I liked how active Sam Reinhart was on the power play as he took the puck from the corner hard to the net. He got it through Rask, but as the puck was going over the goal line, Patrice Bergeron scooped it out of the net.
When Boston did finally generate a scoring chance, it was a really bad decision by Rasmus Ristolainen to step up along the wall. I understand Jake McCabe sending the puck around the wall might not have been the easiest play, but it also should never have resulted into a goal at the other end. Ristolainen has to be aware that the best line in the National Hockey League is on the ice. The team wants pressure, but I think you have to be smart about who is on the ice. Bergeron chipped it up past Ristolainen to Brad Marchand and he found David Pastrnak for and easy 2-on-1 layup as McCabe failed to take the pass away.
So Buffalo leaves the period with a 7-2 shots advantage, a huge zone time advantage and a 16-7 hitting advantage, but trailed 1-0. That just can't keep happening.
Buffalo finally got on the board in the second period producing a nice 3-on-2 and 2-on-1, but it was actually Zdeno Chara and Rask that put the puck in. Reinhart found Ristolainen after Marcus Johansson made a nice play to chip the puck up to a breaking Reinhart. Rask made the save, but the puck was behind him. It looked like it hit his skate and Chara's stick before going in.
Through two periods, the Sabres did an excellent job of killing three Boston power play attempts. They got one really good opportunity, but Linus Ullmark made a big glove save from the slot.
Curtis Lazar and Rasmus Asplund actually got two shorthanded opportunities. Lazar caused a turnover allowing Asplund to walk in alone on Rask, and Asplund had another chance shooting from the right circle.
Buffalo was outshooting Boston 19-13 after two periods and had the better of the chances, only to be turned back by Rask.
The excellent penalty killing didn't last into the third period. Johan Larsson took two penalties for four minutes. Jake DeBrusk, who was benched in the first period, tipped in a power play goal and just 18 seconds later, he took an off angle shot that somehow eluded Ullmark for another PP goal. Ullmark has to make that save.

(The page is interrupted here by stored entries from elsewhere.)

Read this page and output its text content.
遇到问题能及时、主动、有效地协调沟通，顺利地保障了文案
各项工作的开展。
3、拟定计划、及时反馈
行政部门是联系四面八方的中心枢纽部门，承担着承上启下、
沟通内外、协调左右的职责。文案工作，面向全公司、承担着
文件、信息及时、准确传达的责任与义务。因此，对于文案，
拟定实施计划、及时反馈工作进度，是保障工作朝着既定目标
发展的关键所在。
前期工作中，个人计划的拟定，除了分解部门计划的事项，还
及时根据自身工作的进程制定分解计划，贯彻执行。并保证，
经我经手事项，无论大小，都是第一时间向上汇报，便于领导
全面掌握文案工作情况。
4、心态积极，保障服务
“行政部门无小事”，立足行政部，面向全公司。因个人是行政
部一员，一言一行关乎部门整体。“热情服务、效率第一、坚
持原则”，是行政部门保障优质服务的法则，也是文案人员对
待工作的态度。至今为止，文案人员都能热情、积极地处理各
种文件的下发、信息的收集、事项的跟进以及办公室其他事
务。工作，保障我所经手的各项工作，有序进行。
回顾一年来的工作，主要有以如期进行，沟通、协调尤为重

The Sabres didn't give up as 2:13 later during a delayed penalty, Lazar crashed the net and scored on a Ristolainen rebound.
The bottom line is this, they've played Boston pretty well in all three game, but that's not good enough. These drastic swings this team has are way too much. It doesn't matter if they played well, the bottom line is they have the start getting points.
Bills' head coach Sean McDermott wants nothing to do with moral victories, he doesn't care about them.
It seems like Ralph Krueger is fine with them and feels if they keep playing well, results will come. The problem is that they're starting to get too far behind. Only three teams in the Eastern Conference have fewer points than the Sabres.
That has to be unacceptable to Krueger and Jason Botterill and until it is, this isn't going to work.